Staring straight at the lens, Chris smiled coldly, then licked his lips.
Lucy followed Chris into the room, looking around, before settling down on the sofa. Chris was out of shot now – this must have been when he installed the virus on Jamie’s PC – and all Jamie could see was Lucy sitting immobile on the sofa, staring impassively at the camera. Then, still looking into the lens, she leaned back and pulled her skirt up around her hips. She had no underwear on and Jamie watched stunned as she began to touch herself, her head thrown back as she masturbated for a couple of minutes until she came, her mouth opening wide for a moment before closing, her expression one of release rather than ecstasy. Then she pulled her skirt back down over her knees and sat still again, her hands crossed modestly in her lap.
Jamie pressed stop, terrified of what he might see next.
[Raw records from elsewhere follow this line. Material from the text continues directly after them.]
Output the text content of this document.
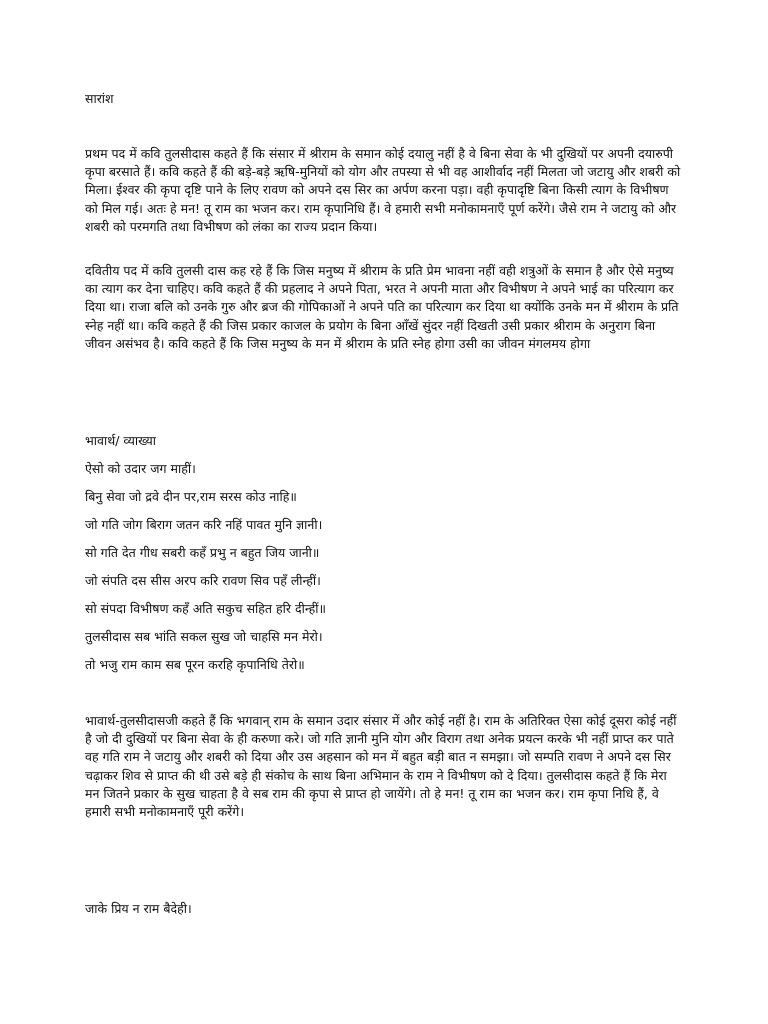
सारांश
प्रथम पद में कवि तुलसीदास कहते हैं कि संसार में श्रीराम के समान कोई दयालु नहीं है वे बिना सेवा के भी दुखियों पर अपनी दयारुपी कृपा बरसाते हैं। कवि कहते हैं की बड़े-बड़े ऋषि-मुनियों को योग और तपस्या से भी वह आशीर्वाद नहीं मिलता जो जटायु और शबरी को मिला। ईश्वर की कृपा दृष्टि पाने के लिए रावण को अपने दस सिर का अर्पण करना पड़ा। वही कृपादृष्टि बिना किसी त्याग के विभीषण को मिल गई। अतः हे मन! तू राम का भजन कर। राम कृपानिधि हैं। वे हमारी सभी मनोकामनाएँ पूर्ण करेंगे। जैसे राम ने जटायु को और शबरी को परमगति तथा विभीषण को लंका का राज्य प्रदान किया।
दवितीय पद में कवि तुलसी दास कह रहे हैं कि जिस मनुष्य में श्रीराम के प्रति प्रेम भावना नहीं वही शत्रुओं के समान है और ऐसे मनुष्य का त्याग कर देना चाहिए। कवि कहते हैं की प्रहलाद ने अपने पिता, भरत ने अपनी माता और विभीषण ने अपने भाई का परित्याग कर दिया था। राजा बलि को उनके गुरु और ब्रज की गोपिकाओं ने अपने पति का परित्याग कर दिया था क्योंकि उनके मन में श्रीराम के प्रति स्नेह नहीं था। कवि कहते हैं की जिस प्रकार काजल के प्रयोग के बिना आँखें सुंदर नहीं दिखती उसी प्रकार श्रीराम के अनुराग बिना जीवन असंभव है। कवि कहते हैं कि जिस मनुष्य के मन में श्रीराम के प्रति स्नेह होगा उसी का जीवन मंगलमय होगा
भावार्थ/ व्याख्या
ऐसो को उदार जग माहीं।
बिनु सेवा जो द्रवे दीन पर,राम सरस कोउ नाहि॥
जो गति जोग बिराग जतन करि नहिं पावत मुनि ज्ञानी।
सो गति देत गीध सबरी कहँ प्रभु न बहुत जिय जानी॥
जो संपति दस सीस अरप करि रावण सिव पहँ लीन्हीं।
सो संपदा विभीषण कहँ अति सकुच सहित हरि दीन्हीं॥
तुलसीदास सब भांति सकल सुख जो चाहसि मन मेरो।
तो भजु राम काम सब पूरन करहि कृपानिधि तेरो॥
भावार्थ-तुलसीदासजी कहते हैं कि भगवान् राम के समान उदार संसार में और कोई नहीं है। राम के अतिरिक्त ऐसा कोई दूसरा कोई नहीं है जो दी दुखियों पर बिना सेवा के ही करुणा करे। जो गति ज्ञानी मुनि योग और विराग तथा अनेक प्रयत्न करके भी नहीं प्राप्त कर पाते वह गति राम ने जटायु और शबरी को दिया और उस अहसान को मन में बहुत बड़ी बात न समझा। जो सम्पति रावण ने अपने दस सिर चढ़ाकर शिव से प्राप्त की थी उसे बड़े ही संकोच के साथ बिना अभिमान के राम ने विभीषण को दे दिया। तुलसीदास कहते हैं कि मेरा मन जितने प्रकार के सुख चाहता है वे सब राम की कृपा से प्राप्त हो जायेंगे। तो हे मन! तू राम का भजन कर। राम कृपा निधि हैं, वे हमारी सभी मनोकामनाएँ पूरी करेंगे।
जाके प्रिय न राम बैदेही।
He tried to think straight. How had they got in to the flat? They must have a key.
He needed to find it. He was sure he had enough evidence now to go to the police with, but if he could find the key he would feel safer. He wouldn’t be afraid they would come in and murder him in his bed while he slept. Because surely that was next? They had killed his unborn daughter, driven out Kirsty. He knew Chris had killed before. Jamie was certain he was next on the list, and his experiences with the police so far told him they wouldn’t be quick to act.
He dropped the DVD on the floor and moved over to the desk. He pulled open the top drawer and began to rifle through it. Electricity bills, bank statements, Council Tax bills. Nothing useful. He opened another drawer. There were photos of Chris, standing on a sandy beach, pointing out to sea and smiling. There was a newspaper cutting: MAN IN COMA AFTER KARTING ACCIDENT.